Colorado farmers planted winter wheat crop at highest level since 1997

Following a crop which failed miserably in drought-stricken southeastern Colorado and was the smallest harvest since 2006, Colorado wheat farmers have planted the highest number of winter wheat acres since 1997.

The U.S. Department of Agriculture announced Jan. 10 in its Winter Wheat Seedings report that 2.9 million acres were planted to winter wheat in Colorado in Fall 2013 for harvest next summer. That compares to the 10-year average of 2.4 million acres planted.

Many farmers who had failed wheat crops last year re-planted those fields to wheat, as well as fields that were due to rotate to wheat. Last year, 660,000 acres or 29.7 percent of the Colorado winter wheat acres planted were abandoned and not harvested due to drought conditions.

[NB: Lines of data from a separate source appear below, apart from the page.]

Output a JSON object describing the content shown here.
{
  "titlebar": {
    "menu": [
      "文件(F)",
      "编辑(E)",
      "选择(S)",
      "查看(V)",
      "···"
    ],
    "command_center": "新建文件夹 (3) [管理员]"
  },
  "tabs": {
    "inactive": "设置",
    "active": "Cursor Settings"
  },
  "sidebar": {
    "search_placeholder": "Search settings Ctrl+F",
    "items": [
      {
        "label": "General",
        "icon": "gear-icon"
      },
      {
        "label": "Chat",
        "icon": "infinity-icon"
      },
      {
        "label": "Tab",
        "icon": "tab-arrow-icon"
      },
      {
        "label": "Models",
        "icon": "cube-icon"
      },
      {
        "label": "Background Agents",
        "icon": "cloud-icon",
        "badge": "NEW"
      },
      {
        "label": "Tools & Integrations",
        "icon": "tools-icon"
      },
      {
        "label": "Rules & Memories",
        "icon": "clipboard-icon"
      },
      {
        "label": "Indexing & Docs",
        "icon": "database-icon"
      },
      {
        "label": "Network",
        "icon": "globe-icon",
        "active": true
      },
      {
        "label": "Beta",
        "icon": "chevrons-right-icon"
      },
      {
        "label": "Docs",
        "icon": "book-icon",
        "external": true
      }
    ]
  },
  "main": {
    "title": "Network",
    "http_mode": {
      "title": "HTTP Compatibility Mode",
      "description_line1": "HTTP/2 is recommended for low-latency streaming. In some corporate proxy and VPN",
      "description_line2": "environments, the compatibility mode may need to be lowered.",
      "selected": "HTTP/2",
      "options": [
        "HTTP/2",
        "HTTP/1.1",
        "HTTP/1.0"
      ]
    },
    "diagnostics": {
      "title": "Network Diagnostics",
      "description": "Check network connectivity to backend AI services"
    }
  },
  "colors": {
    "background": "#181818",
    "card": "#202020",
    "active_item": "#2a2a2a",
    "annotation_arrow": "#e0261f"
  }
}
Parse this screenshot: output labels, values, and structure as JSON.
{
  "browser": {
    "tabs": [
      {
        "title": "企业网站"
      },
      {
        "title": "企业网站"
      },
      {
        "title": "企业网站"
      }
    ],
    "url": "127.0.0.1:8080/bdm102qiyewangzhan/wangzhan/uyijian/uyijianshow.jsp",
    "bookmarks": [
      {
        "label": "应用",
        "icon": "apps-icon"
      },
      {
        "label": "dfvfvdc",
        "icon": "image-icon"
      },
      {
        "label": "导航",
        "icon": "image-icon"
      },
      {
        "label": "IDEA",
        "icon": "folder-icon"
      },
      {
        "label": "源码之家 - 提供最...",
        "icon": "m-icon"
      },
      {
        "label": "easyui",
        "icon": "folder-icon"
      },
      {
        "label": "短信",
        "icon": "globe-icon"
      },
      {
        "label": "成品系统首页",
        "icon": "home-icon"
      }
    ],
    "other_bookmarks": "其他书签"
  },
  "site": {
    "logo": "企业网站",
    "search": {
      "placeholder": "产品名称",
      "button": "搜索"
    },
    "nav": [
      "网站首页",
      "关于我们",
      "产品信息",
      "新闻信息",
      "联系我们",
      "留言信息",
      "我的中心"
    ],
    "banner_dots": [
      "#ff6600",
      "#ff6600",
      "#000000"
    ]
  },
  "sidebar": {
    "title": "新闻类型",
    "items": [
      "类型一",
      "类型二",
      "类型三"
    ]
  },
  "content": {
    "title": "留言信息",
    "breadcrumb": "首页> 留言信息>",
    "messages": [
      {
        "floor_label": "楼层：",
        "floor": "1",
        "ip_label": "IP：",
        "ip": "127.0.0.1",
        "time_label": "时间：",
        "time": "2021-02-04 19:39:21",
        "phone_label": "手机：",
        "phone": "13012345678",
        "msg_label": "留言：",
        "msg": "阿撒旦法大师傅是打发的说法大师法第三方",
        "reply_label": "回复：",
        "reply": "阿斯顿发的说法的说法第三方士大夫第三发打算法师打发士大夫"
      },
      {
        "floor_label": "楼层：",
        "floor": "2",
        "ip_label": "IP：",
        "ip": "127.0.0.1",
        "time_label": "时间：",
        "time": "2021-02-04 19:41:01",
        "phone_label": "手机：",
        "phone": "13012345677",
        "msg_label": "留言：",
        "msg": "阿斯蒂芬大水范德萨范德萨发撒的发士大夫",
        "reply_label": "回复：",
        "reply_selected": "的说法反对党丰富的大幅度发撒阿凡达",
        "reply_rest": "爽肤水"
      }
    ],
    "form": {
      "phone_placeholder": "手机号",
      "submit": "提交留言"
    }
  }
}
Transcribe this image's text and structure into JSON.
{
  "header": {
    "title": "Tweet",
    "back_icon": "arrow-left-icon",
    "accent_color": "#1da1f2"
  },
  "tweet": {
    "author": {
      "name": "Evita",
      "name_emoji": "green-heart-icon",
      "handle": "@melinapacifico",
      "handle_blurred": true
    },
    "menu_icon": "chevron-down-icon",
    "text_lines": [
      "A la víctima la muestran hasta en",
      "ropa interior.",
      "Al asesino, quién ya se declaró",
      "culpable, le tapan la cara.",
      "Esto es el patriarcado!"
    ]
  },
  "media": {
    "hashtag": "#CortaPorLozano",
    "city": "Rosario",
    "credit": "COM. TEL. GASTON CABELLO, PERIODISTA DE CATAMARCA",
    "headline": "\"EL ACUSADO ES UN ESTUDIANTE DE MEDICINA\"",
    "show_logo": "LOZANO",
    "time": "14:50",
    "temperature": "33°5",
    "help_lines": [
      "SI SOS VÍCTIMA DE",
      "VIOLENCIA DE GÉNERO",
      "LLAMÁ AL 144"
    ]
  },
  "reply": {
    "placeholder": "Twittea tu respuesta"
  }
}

Total winter wheat acres planted for 2014 in the U.S. are 41.9 million acres, down 3 percent from last year.

Colorado is a major winter wheat producing state, ranking fifth in the U.S. in 2010, sixth in 2011, tenth in 2012, and only fourteenth in 2013 due to the severe drought. Hard winter wheat (red and white) is the dominant class of wheat produced in the state, accounting for more than 95 percent of the total. Hard winter wheat is used for yeast breads and hard rolls since it is high in protein and strong in gluten.